How To Pick Out Your Blow Up Girlfriend
Well, c’mon, it’s not like I can tell you how to pick out a real woman, now can I? With your constant jerking and pencil dick, who would want you? Everyday I counsel losers like you, all whining and crying that you can’t keep a woman happy. Well is there any wonder why?
No, you’re only chance of having anything other than your hand or a Fleshlight wrapped around that sticklette is to get yourself a BUG – a Blow Up Girlfriend!
I know what you’re thinking and don’t get any ideas! I am a real woman who has a penchant desire for men who are well endowed and you my dear do not fit that bill! Also, most of you could never afford to properly spoil me! So you just get back to looking through the catalog and find a blow up girlfriend all of your very own.
Make sure you choose wisely as she will be with you for the long haul if you get my drift.
How Much Of A Loser Are You Fucking A Blow Up Girlfriend?
Oh, it gives a whole new meaning to oral sex when the first part of your foreplay is that you have to attach your lips to the nozzle and inflate your blow up girlfriend. Actually, now that I think about it, that’s really a “blow job” isn’t it?

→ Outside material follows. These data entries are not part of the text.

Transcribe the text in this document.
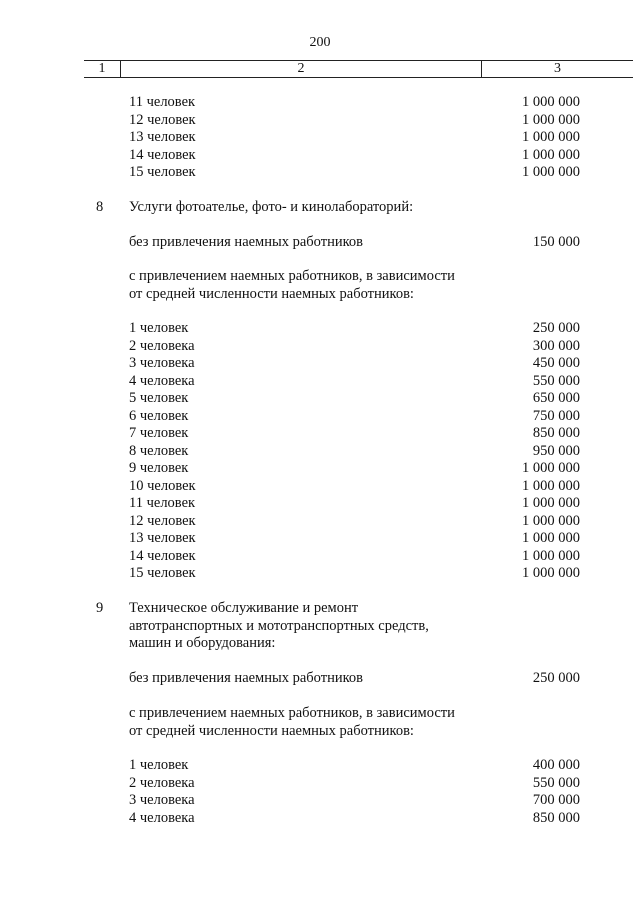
200
1	2	3
11 человек	1 000 000
12 человек	1 000 000
13 человек	1 000 000
14 человек	1 000 000
15 человек	1 000 000
8 Услуги фотоателье, фото- и кинолабораторий:
без привлечения наемных работников	150 000
с привлечением наемных работников, в зависимости
от средней численности наемных работников:
1 человек	250 000
2 человека	300 000
3 человека	450 000
4 человека	550 000
5 человек	650 000
6 человек	750 000
7 человек	850 000
8 человек	950 000
9 человек	1 000 000
10 человек	1 000 000
11 человек	1 000 000
12 человек	1 000 000
13 человек	1 000 000
14 человек	1 000 000
15 человек	1 000 000
9 Техническое обслуживание и ремонт
автотранспортных и мототранспортных средств,
машин и оборудования:
без привлечения наемных работников	250 000
с привлечением наемных работников, в зависимости
от средней численности наемных работников:
1 человек	400 000
2 человека	550 000
3 человека	700 000
4 человека	850 000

Did you get the cheapo model – with 3 “holes” for you to stick your sad little penis into? Or did you spring for the one with the vibrating pussy? It’s just sad what you’ll do to get off you little dick loser.
The More Lifelike Blow Up Girlfriend
It’s still makes you a loser…maybe an even bigger one. At least the guys choosing a blow up girlfriend know that she isn’t real and realizes how humiliating it is to be bangin’ a BUG. But not you. Oh no, you go all out and get a blow up girlfriend made out of silicone. You want her authentic and lifelike don’t you loser?
Did you order her with just the right hairstyle, just the right eye color to appeal to you. Maybe you’re not that much of a loser of afterall, I mean their pricey, but when you think about how much you’ve spent on dates over the years, only to end up at home – alone – with your dick in your hand – it probably cost you less than your blow up girlfriend – and at least you know you won’t come home to find her with a big black cock in her mouth!
Nope, you’re still a pathetic loser!